Note: Only the downlink direction is shown. There is also a

    corresponding frame in the uplink direction.



    Analog Information

    Analog information is continuous and does not stop at discrete values. An example of analog information is time. It is continuous and does not stop at specific points. An analog watch may have a second-hand, which does not jump from one second to the next, but continues around the watch face without stopping.

    Analog Signals

    An analog signal is a continuous waveform which changes in accordance with the properties of the information being represented.

Digital Information

    Digital information is a set of discrete values. Time can also be represented digitally. However, digital time would be represented by a watch which jumps from one minute to the next without stopping at the seconds. In effect, such a digital watch is taking a sample of time at predefined intervals.

    Digital Signals

    For mobile systems, digital signals may be considered to be sets of discrete waveforms.

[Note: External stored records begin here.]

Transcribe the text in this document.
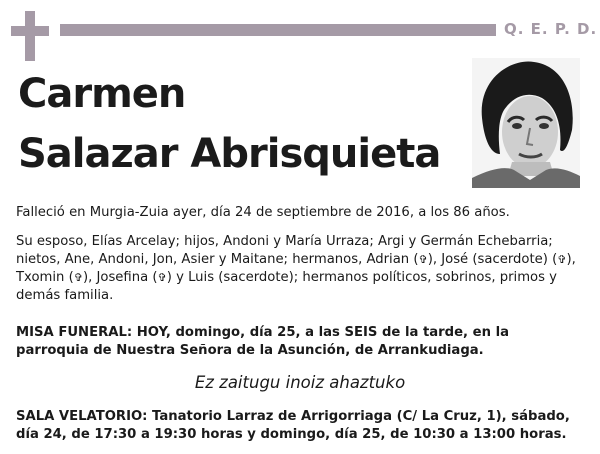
Q. E. P. D.
Carmen
Salazar Abrisquieta
Falleció en Murgia-Zuia ayer, día 24 de septiembre de 2016, a los 86 años.
Su esposo, Elías Arcelay; hijos, Andoni y María Urraza; Argi y Germán Echebarria; nietos, Ane, Andoni, Jon, Asier y Maitane; hermanos, Adrian (✞), José (sacerdote) (✞), Txomin (✞), Josefina (✞) y Luis (sacerdote); hermanos políticos, sobrinos, primos y demás familia.
MISA FUNERAL: HOY, domingo, día 25, a las SEIS de la tarde, en la parroquia de Nuestra Señora de la Asunción, de Arrankudiaga.
Ez zaitugu inoiz ahaztuko
SALA VELATORIO: Tanatorio Larraz de Arrigorriaga (C/ La Cruz, 1), sábado, día 24, de 17:30 a 19:30 horas y domingo, día 25, de 10:30 a 13:00 horas.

    Human speech is a form of analog information. It is continuous and changes in both frequency (higher and lower pitches) and amplitude (whispering and shouting).At first, analog signals may appear to be a better medium for carrying analog information such as speech. Analog information is continuous and if it were to be represented by discrete samples of the information (digital signal), then some information would be missing (like the seconds on the digital watch). An analog signal would not miss any values, as it too is continuous.All signals, analog and digital, become distorted over distances. In analog, the only solution to this is to amplify the signal. However,in doing so, the distortion is also amplified. In digital, the signal can be completely regenerated as new, without the distortion.

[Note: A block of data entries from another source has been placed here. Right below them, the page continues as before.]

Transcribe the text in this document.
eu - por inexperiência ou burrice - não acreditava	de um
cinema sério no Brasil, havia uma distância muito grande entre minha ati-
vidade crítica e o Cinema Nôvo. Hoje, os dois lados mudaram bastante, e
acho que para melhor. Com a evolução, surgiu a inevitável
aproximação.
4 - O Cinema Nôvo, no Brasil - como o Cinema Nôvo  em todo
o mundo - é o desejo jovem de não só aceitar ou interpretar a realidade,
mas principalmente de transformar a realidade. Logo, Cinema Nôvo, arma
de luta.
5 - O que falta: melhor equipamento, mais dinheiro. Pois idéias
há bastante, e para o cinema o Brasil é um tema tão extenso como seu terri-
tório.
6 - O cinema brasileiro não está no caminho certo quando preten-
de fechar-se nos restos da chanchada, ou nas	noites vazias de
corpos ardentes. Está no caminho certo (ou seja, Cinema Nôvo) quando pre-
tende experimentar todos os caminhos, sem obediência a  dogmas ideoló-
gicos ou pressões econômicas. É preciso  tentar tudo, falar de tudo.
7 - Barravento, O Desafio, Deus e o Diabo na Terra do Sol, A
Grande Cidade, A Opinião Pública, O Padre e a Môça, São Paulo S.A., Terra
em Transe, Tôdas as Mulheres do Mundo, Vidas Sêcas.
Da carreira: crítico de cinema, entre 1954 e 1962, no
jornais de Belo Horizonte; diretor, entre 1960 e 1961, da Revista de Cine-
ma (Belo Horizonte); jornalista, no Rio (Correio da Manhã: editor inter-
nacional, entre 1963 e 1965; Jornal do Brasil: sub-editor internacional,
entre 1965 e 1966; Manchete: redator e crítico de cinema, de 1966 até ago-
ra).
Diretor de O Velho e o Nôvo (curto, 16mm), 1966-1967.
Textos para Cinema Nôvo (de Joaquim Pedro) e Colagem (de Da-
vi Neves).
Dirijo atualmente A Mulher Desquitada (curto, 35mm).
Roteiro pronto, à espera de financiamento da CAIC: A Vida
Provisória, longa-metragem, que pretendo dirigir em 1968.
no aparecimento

    The problem with using digital signals to transfer analog information is that some information will be missing due to the technique of taking samples. However, the more often the samples are taken, the closer the resulting digital values will be to a true representation of the analog information. Overall, if samples are taken often enough, digital signals provide a better quality for transmission of analog information than analog signals.


    Many problems may occur during the transmission of a radio signal. Some of the most common problems are described below.

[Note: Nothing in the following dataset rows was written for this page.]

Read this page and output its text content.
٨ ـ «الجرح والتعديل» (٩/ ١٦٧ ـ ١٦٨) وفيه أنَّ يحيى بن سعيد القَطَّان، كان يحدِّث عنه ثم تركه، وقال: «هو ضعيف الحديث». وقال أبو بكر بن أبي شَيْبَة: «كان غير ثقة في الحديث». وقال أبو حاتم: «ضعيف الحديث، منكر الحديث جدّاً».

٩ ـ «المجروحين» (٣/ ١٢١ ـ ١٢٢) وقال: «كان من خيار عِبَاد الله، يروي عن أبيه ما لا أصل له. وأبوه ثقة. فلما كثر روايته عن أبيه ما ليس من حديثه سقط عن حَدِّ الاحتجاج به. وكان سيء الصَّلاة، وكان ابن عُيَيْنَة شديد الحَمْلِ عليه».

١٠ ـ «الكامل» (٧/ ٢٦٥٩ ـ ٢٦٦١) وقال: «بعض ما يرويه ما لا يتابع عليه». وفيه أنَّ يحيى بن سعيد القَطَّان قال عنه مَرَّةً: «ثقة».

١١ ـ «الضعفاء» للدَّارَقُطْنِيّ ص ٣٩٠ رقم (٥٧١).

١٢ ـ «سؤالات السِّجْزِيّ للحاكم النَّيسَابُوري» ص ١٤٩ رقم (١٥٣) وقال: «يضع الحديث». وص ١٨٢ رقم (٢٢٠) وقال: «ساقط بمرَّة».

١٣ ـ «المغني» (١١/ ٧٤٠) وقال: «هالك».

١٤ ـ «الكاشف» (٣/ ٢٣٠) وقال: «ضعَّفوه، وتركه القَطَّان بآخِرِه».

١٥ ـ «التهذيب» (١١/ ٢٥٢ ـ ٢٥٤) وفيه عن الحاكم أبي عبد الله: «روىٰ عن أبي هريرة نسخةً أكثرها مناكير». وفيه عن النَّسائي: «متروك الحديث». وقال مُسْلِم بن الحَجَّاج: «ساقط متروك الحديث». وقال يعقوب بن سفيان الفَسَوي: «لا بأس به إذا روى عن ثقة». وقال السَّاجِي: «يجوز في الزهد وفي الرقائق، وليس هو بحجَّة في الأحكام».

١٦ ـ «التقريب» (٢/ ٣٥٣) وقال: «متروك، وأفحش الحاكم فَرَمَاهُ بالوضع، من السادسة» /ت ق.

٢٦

    Path loss occurs when the received signal becomes weaker and weaker due to increasing distance between MS and BTS, even if there are no obstacles between the transmitting (Tx) and receiving (Rx) antenna. The path loss problem seldom leads to a dropped call because before the problem becomes extreme, a new transmission path is established via another BTS.


    Shadowing occurs when there are physical obstacles including hills and buildings between the BTS and the MS. The obstacles create a shadowing effect which can decrease the received signal strength.When the MS moves, the signal strength fluctuates depending on the obstacles between the MS and BTS.

    A signal influenced by fading varies in signal strength. Drops in strength are called fading dips.


    Reusing an identical carrier frequency in different cells is limited by co-channel interference or C/I. Co-channel interference is the

    relation between the desired signal C and the undesired re-used

    signal I, both using the same carrier frequency.


    As the filters, limiting each carrier to its domain of 200kHz, are not ideal, the carriers will somewhat affect each other. This means that some the energy of the adjacent frequency will leak into the serving cell and cause interference. The relation between the desired signal C from the correct carrier and the undesired signal A from the carrier 200 kHz away is called adjacent channel interference or C/A.